As what remains of the warmth of autumn has failed to keep up with the cold, re-frozen scabs of November snow litter the streets. It crunches under the feet of a man who stands leaning from side to side, peering into the mall. Hands splayed across the glass. Slender fingers wandering like the arms of an anemone. The lilac ball gown he wears is creased and threadbare, its hem crusty from years of grazing the streets. When sometimes a passerby looks at him – a visitor from the country or suburbs whose eyes are not yet in the habit of looking away from his kind – the fourth thing they notice about him are his bright almond-tinted irises.
He cranes his neck to see through the shopping crowd, to keep you in sight among the gaggle of shoulders. For a moment you disappear and he whimpers and rubs the backs of his hands, but then you resurface as part of the trickle passing the at this hour perpetually open sliding glass entrance. Standing only a half-dozen steps away he studies the configuration of your face and makes up his mind. As you start heading home, he follows.
He keeps his distance well and remains unnoticed. Like the hands of a pianist his gangly legs search their way, dodging patches of snow to tread silently on the ground.
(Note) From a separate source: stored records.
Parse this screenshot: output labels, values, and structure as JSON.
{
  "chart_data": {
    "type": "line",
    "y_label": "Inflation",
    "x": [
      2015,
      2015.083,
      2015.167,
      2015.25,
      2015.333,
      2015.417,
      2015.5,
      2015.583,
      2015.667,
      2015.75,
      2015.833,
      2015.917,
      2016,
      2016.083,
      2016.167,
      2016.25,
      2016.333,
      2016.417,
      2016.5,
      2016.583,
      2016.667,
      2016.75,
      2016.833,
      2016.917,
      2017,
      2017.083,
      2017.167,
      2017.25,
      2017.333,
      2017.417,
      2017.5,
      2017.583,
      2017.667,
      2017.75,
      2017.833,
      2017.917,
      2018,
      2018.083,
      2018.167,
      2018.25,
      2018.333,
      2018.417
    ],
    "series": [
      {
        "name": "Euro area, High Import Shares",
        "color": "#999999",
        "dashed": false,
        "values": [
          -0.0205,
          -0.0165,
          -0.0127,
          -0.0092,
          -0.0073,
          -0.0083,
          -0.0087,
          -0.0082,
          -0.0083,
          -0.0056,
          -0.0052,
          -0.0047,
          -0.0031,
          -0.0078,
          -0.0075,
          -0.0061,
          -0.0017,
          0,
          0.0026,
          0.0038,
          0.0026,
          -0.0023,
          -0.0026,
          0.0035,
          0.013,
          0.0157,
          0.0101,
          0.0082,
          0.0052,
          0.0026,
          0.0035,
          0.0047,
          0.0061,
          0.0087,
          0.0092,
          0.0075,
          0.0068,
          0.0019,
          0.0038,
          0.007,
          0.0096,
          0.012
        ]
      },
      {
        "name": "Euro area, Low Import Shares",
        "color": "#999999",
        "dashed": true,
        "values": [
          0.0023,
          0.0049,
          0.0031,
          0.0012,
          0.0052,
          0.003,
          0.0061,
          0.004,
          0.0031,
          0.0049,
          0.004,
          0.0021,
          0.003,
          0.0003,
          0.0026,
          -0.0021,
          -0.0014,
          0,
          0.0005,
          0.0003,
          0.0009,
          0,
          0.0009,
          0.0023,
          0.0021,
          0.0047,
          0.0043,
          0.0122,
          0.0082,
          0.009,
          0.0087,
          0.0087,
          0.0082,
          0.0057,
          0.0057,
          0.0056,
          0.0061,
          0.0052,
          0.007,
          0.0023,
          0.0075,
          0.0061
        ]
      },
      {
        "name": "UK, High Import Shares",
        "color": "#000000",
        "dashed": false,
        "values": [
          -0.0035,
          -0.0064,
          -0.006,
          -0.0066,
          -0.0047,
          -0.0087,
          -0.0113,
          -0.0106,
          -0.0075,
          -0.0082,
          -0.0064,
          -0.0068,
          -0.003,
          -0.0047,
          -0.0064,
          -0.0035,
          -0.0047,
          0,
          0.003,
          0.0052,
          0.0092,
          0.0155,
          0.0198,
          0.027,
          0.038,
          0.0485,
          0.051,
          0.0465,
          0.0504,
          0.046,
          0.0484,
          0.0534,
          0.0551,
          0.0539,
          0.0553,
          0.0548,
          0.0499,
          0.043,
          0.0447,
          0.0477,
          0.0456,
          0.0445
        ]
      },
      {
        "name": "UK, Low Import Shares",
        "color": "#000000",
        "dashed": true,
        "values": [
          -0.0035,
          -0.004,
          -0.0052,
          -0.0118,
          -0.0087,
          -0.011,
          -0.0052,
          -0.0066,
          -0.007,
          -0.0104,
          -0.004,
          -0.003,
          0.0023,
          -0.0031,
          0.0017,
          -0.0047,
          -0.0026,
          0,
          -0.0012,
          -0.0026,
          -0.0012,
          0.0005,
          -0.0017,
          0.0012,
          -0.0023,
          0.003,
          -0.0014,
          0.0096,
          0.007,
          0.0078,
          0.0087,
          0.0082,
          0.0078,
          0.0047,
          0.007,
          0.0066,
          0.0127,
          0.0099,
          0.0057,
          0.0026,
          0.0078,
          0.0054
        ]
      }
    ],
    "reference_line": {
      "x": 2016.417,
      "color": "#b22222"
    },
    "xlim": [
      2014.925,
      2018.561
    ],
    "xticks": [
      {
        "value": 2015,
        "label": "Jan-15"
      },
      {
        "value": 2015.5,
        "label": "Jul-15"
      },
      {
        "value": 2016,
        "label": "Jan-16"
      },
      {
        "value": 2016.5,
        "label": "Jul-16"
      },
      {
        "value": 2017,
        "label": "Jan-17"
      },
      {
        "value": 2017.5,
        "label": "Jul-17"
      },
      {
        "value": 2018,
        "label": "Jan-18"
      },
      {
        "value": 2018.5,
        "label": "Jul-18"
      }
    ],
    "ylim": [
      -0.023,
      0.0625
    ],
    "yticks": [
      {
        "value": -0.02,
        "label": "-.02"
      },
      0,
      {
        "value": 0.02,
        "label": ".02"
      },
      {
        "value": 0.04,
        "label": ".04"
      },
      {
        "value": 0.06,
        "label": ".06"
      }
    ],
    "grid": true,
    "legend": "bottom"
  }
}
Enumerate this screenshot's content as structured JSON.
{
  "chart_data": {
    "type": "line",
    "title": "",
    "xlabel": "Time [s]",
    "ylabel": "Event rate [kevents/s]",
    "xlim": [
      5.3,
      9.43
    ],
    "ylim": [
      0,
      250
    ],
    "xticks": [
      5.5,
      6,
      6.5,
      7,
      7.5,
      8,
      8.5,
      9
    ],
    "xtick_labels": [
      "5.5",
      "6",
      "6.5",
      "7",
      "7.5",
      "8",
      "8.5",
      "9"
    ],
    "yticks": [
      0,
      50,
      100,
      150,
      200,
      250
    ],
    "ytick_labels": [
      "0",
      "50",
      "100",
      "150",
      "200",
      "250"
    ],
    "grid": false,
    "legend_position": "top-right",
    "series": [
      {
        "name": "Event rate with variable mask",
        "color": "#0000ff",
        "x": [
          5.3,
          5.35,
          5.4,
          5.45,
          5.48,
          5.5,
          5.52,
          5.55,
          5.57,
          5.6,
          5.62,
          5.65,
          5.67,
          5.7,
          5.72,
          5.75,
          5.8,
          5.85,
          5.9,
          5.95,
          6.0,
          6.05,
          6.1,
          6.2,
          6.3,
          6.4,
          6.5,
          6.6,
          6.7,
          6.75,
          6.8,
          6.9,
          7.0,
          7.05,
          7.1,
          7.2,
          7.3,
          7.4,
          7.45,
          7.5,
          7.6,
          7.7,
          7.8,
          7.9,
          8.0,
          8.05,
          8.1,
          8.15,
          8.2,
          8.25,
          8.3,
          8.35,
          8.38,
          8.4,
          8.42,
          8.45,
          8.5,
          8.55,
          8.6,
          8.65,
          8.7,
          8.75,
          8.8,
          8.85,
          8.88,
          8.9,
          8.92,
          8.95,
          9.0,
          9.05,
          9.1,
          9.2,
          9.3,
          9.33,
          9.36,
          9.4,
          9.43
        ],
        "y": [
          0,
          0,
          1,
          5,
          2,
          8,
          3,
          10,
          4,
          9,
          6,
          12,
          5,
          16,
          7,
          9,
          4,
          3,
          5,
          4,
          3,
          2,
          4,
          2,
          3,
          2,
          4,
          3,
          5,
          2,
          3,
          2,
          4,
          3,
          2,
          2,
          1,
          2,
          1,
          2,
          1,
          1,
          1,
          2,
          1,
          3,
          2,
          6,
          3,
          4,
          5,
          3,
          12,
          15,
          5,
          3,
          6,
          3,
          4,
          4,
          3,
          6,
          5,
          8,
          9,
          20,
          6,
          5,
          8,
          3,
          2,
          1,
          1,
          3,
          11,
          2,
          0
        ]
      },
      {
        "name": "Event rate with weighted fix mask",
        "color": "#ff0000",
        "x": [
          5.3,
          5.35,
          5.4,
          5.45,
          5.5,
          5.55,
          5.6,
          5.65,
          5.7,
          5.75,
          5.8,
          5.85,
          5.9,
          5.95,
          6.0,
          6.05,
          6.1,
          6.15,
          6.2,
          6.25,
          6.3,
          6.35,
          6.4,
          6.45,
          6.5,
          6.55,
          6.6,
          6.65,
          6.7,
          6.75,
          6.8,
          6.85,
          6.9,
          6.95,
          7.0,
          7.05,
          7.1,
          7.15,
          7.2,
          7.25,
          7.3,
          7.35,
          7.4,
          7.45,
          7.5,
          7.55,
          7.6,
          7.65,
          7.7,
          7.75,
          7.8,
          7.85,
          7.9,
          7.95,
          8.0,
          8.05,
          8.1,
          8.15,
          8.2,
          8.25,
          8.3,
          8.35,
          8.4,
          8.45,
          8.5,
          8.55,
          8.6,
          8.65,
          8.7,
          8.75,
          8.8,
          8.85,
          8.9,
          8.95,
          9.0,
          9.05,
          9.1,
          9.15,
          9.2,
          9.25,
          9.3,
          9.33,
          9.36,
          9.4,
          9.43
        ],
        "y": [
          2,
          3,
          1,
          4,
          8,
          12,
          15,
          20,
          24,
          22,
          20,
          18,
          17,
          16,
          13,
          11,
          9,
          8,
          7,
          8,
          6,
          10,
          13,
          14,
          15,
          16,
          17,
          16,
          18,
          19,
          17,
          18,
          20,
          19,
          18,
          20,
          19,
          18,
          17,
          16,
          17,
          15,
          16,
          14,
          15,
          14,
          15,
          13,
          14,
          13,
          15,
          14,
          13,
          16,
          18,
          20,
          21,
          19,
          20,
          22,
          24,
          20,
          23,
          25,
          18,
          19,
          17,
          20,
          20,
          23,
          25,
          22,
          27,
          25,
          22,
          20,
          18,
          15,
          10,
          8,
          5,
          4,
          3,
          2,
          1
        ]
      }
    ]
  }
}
Under his breath he hums to himself, a simple song he made up about a breadbox he found in the street once.
You reach the entrance of the place where you live and as you unlock it he sidles up close behind. When you enter he slides his forearm behind the handle and presses his back to the wall, preventing the latch of the door from quite clicking shut. Head straining sideways he observes as you, still unaware of his presence, retrieve from your mailbox an envelope and two loose pages of prices and glossy smiles. As you head up the stairs he reads from the mailbox’s lid and mouths the syllables of your name. He waits until the sound of your closing door can be heard, then enters the building. Still mouthing your name he searches the stairwell and locates the storage closet. He tries the handle and, finding that it’s unlocked, slips inside. Curls up under the shelves and lies motionless licking his teeth. Four and a half hours he waits. The first few minutes he keeps himself busy with the sounds in his mind and then when his eyes have grown used to the dark he watches the lives of insects.
When enough time has passed he crawls up to the closet door and pushes it ever so slightly open. The stairwell is still. He exits. Seen by no one but the motion sensors lighting his path he seeks out the apartment marked with your syllables. Lays his ear to the door. There’s no sound of steps or of voices, nor a computer’s susurrus or TV’s muffled commotion. He produces a parcel of napkins from the pockets of some undergarment. Inside: a selection of small dented rods, crafted from steel wire and aluminum cans. He puts them to use and soon coaxed by his sensitive hands your lock lets him in. His bare feet make no noise crossing the room, in each step first probing the floor with his heel before touching the toes down and only then shifting his weight.
He sits down on the side of the bed where you sleep. Places the tips of his slender fingers upon your neck and works them with delicate circular movements, firm but unfailingly tender, until eventually one by one your muscles unclench and soften and he slides himself off the mattress and kneels to lean over your ear and he whispers softly into it that all will be well, that everything will be alright, and as your dream changes its colors and you pull the blanket up to your chin and for the first time of the day your face splits into a smile he rises and walks, disappearing into the night.